Within the rubber tree, latex is found between the external bark and the Cambium layer, through which the tree's sap flows. Distinct from the sap, latex serves as a protective agent, seeping out of and sealing over wounds in the tree's bark. After being extruded, the rubber tubes are forced over aluminum poles called mandrels and cured in large ovens. Finally, the tubes are removed from the mandrels and fed into a cutting machine that slices them into finished rubber bands.

The Manufacturing
Process
Processing the natural latex

1 The initial stage of manufacturing the harvested latex usually takes place on the rubber plantation, prior to packing and shipping. The first step in processing the latex is purification, which entails straining it to remove the other constituent elements apart from rubber and to filter out impurities such as tree sap and debris.
2 The purified rubber is now collected in large vats. Combined with acetic or formic acid, the rubber particles cling together to form slabs.
3 Next, the slabs are squeezed between rollers to remove excess water and pressed into bales or blocks, usually 2 or 3 square feet (.6 or .9 square meter), ready for shipping to factories. The size of the blocks depends on what the individual plantation can accommodate.

Mixing and milling

4 The rubber is then shipped to a rubber factory.

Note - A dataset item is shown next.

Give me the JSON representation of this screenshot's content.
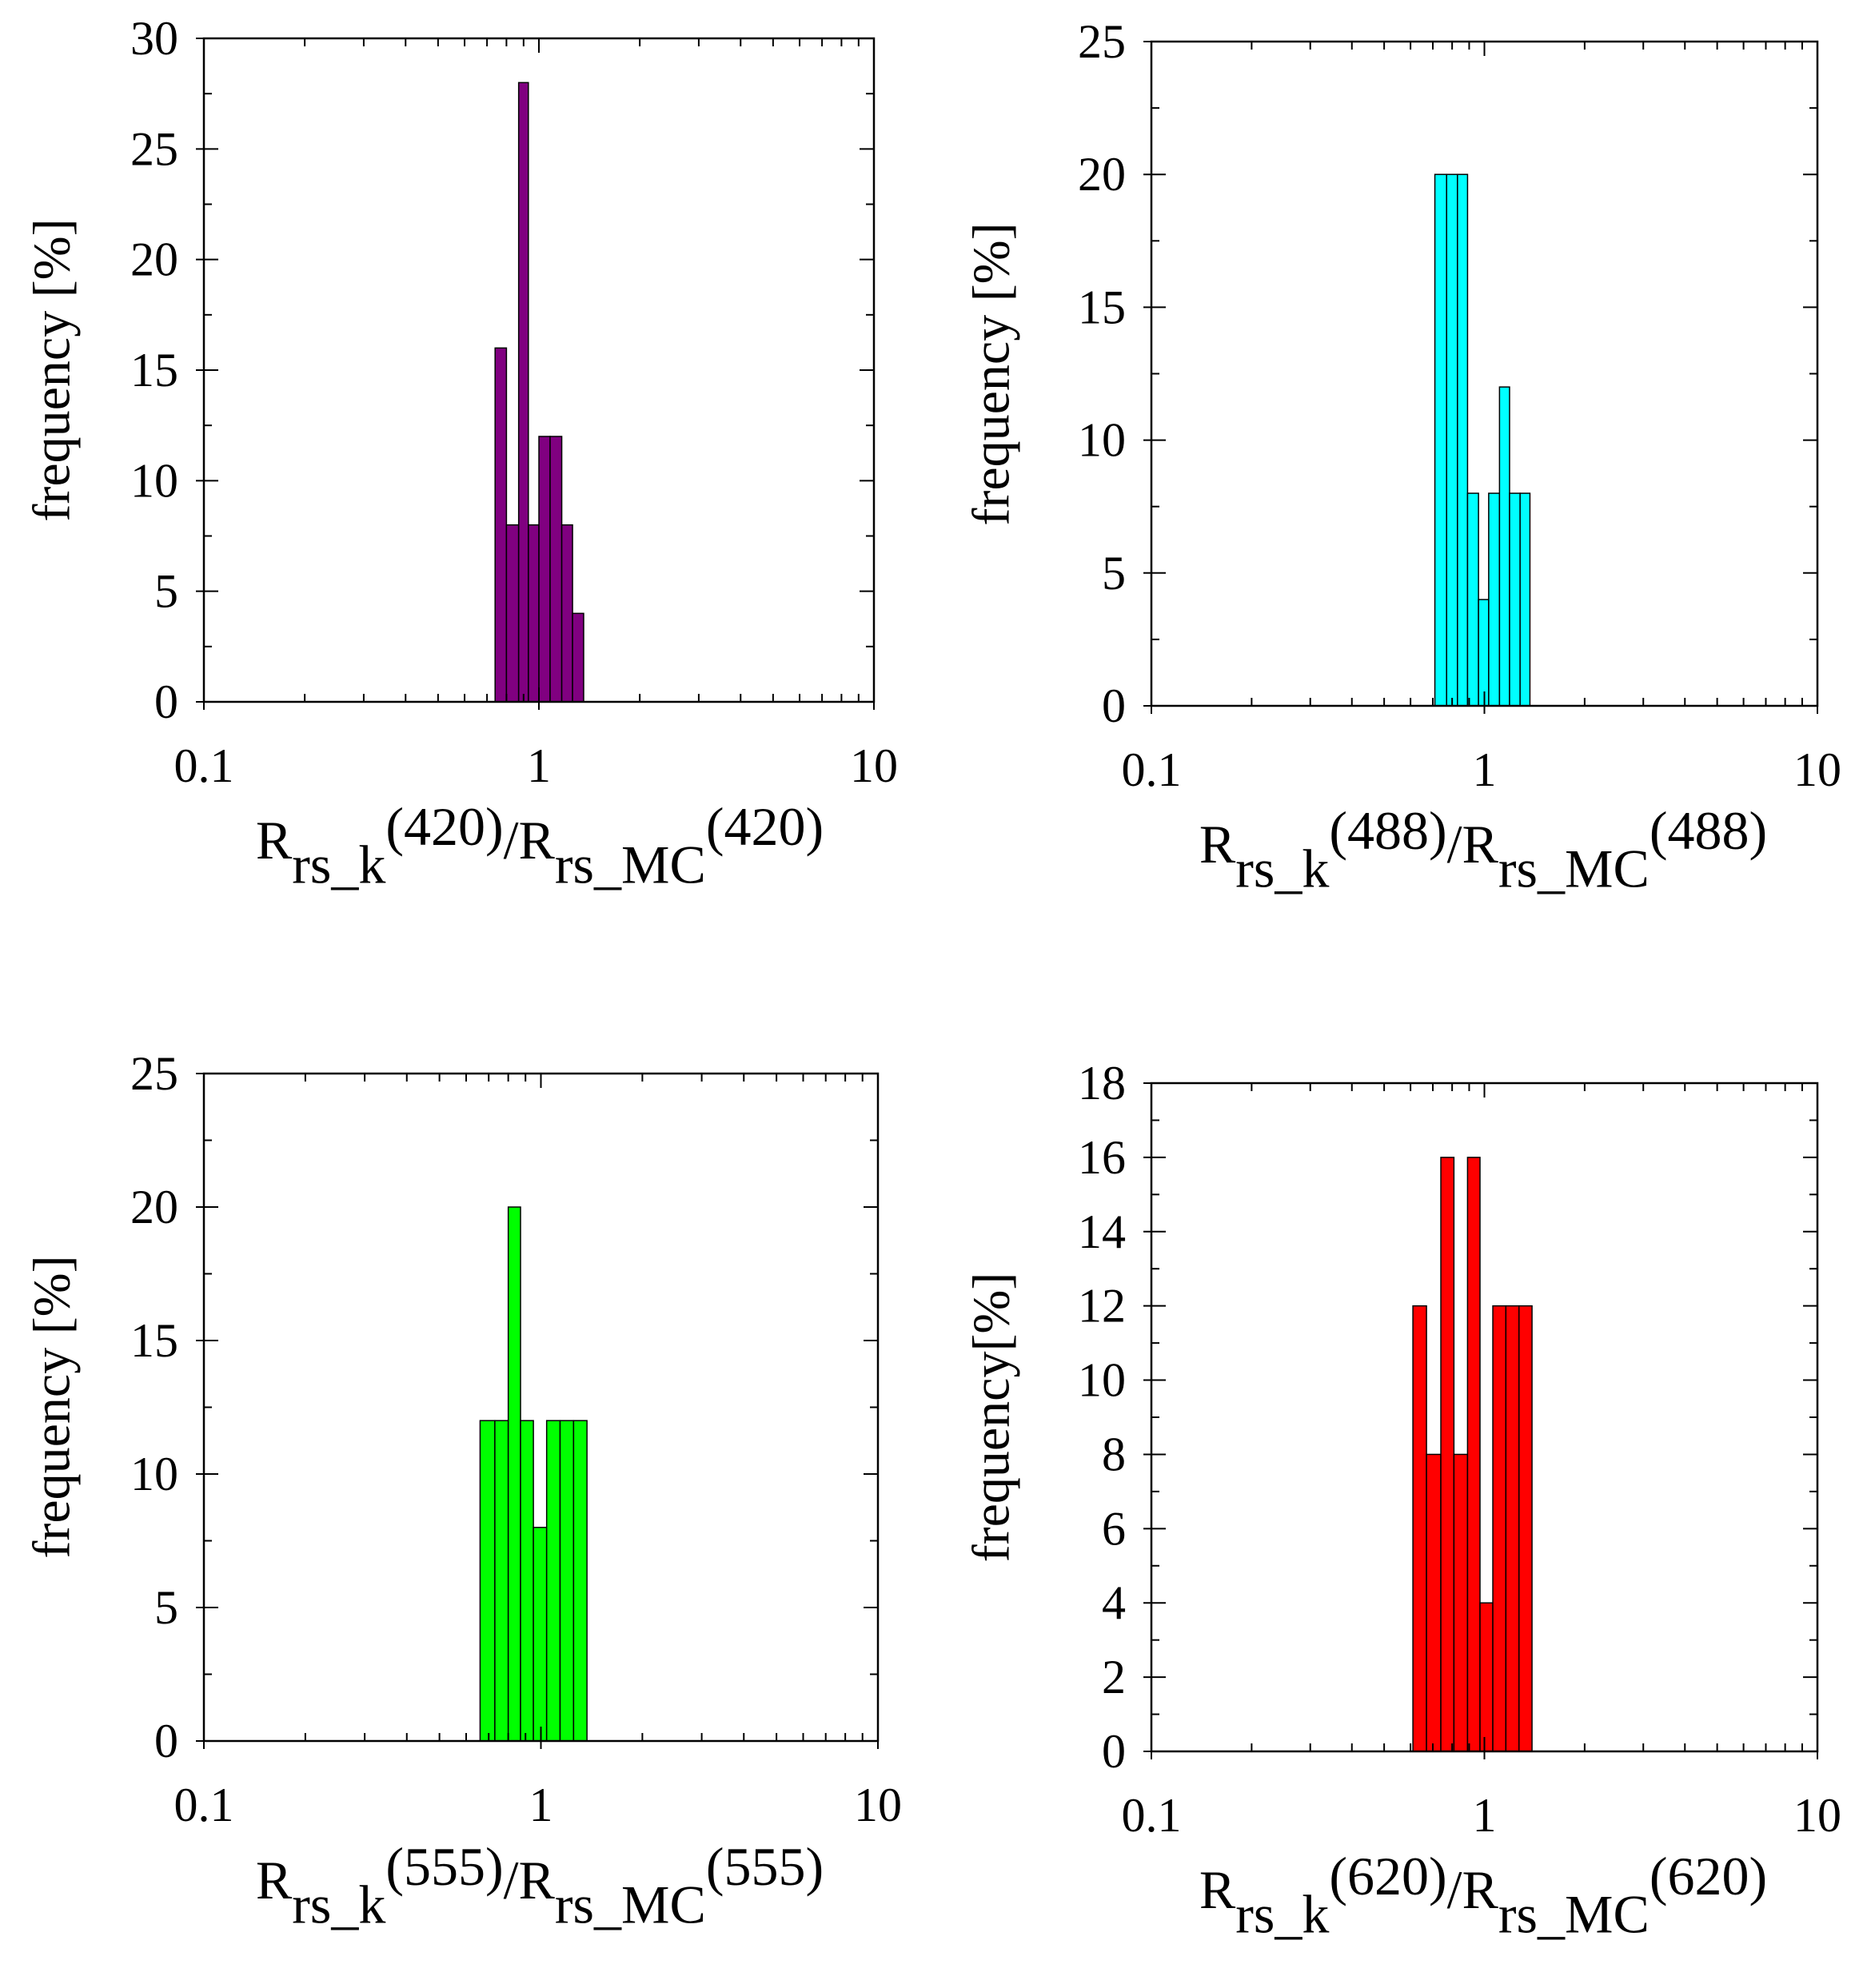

Here, the slabs are machine cut (or chopped) into small pieces. Next, many manufacturers use a Banbury Mixer, invented in 1916 by Femely H. Banbury. This machine mixes the rubber with other ingredients—sulfur to vulcanize it, pigments to color it, and other chemicals to increase or diminish the elasticity of the resulting rubber bands. Although some companies don't add these ingredients until the next stage (milling), the Banbury machine integrates them more thoroughly, producing a more uniform product.
5 Milling, the next phase of production, entails heating the rubber (a blended mass if it has been mixed, discrete pieces if it has not) and squeezing it flat in a milling machine.

Extrusion

6 After the heated, flattened rubber leaves the milling machine, it is cut into strips. Still hot from the milling, the strips are then fed into an extruding machine which forces the rubber out in long, hollow tubes (much as a meat grinder produces long strings of meat). Excess rubber regularly builds up around the head of each extruding machine, and this rubber is cut off, collected, and placed back with the rubber going into the milling machine.

Curing

7 The tubes of rubber are then forced over aluminum poles called mandrels, which have been covered with talcum powder to keep the rubber from sticking. Although the rubber has already been vulcanized, it's rather brittle at this point, and needs to be "cured" before it is elastic and usable. To accomplish this, the poles are loaded onto racks that are steamed and heated in large machines.
8 Removed from the poles and washed to remove the talcum powder, the tubes of rubber are fed into another machine that slices them into finished rubber bands. Rubber bands are sold by weight, and, because they tend to clump together, only small quantities can be weighed accurately by machines. Generally, any package over 5 pounds (2.2 kilograms) can be loaded by machine but will still require manual weighing and adjusting.

Quality Control

Sample rubber bands from each batch are subjected to a variety of quality tests. One such test measures modulus, or how hard a band snaps back: a tight band should snap back forcefully when pulled, while a band made to secure fragile objects should snap back more gently. Another test, for elongation, determines how far a band will stretch, which depends upon the percentage of rubber in a band: the more rubber, the further it should stretch. A third trait commonly tested is break strength, or whether a rubber band is strong enough to withstand normal strain. If 90 percent of the sample bands in a batch pass a particular test, the batch moves on to the next test; if 90 percent pass all of the tests, the batch is considered market-ready.